From 404b6dffb92e6e13d519144b8ba645788da55702 Mon Sep 17 00:00:00 2001
From: KVGarg <co16326.ccet@gmail.com>
Date: Fri, 19 Oct 2018 22:50:37 +0530
Subject: [PATCH 1/3] Added checks for capitalizing the beginning of sentences

1. Fixes Issue #800
2. Added a rule( named split_into_sentences) in tools.py that splits the text into sentences and return all the sentences.
3. Added check in misc.capitalization for checking the beginning of sentences.
---
 proselint/checks/misc/capitalization.py | 20 +++++++-
 proselint/tools.py                      | 66 +++++++++++++++++++++----
 tests/test_misc_capitalization.py       | 14 +++++-
 3 files changed, 87 insertions(+), 13 deletions(-)

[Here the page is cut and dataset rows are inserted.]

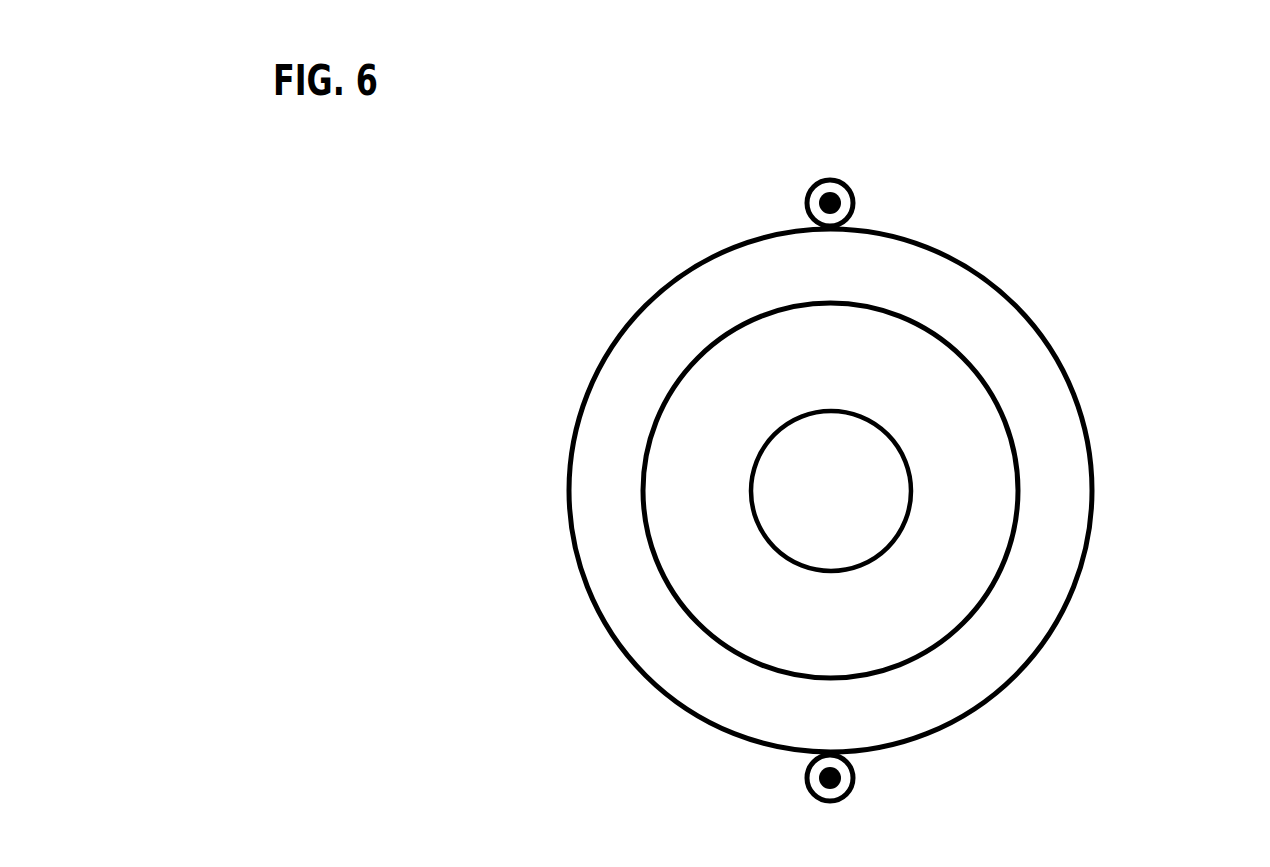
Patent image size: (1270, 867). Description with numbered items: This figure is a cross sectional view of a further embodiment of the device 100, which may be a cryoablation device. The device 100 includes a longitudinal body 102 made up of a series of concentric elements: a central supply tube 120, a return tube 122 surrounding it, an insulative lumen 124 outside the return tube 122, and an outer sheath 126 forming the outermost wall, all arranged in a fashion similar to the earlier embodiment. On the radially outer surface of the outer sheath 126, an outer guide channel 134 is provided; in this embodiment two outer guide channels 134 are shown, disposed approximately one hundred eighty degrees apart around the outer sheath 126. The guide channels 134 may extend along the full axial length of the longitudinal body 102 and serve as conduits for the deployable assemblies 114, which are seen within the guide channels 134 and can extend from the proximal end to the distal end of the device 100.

The device 100 is at (553, 604).
The longitudinal body 102 is at (1072, 634).
The deployable assemblies 114 is at (833, 197).
The supply tube 120 is at (851, 502).
The return tube 122 is at (988, 540).
The insulative lumen 124 is at (1062, 578).
The outer sheath 126 is at (1060, 353).
The outer guide channel 134 is at (795, 204).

diff --git a/proselint/checks/misc/capitalization.py b/proselint/checks/misc/capitalization.py
index 8d12f8d14..1c84fe2bf 100644
--- a/proselint/checks/misc/capitalization.py
+++ b/proselint/checks/misc/capitalization.py
@@ -13,7 +13,10 @@
 Incorrect capitalization.
 
 """
-from proselint.tools import memoize, preferred_forms_check
+from proselint.tools import (memoize,
+                             preferred_forms_check,
+                             split_into_sentences,
+                             existence_check)
 
 
 @memoize
@@ -91,3 +94,18 @@ def check_days(text):
     ]
 
     return preferred_forms_check(text, list, err, msg, ignore_case=False)
+
+
+@memoize
+def check_beginning_of_sentences(text):
+    """Check for capitalizing the beginning of sentences."""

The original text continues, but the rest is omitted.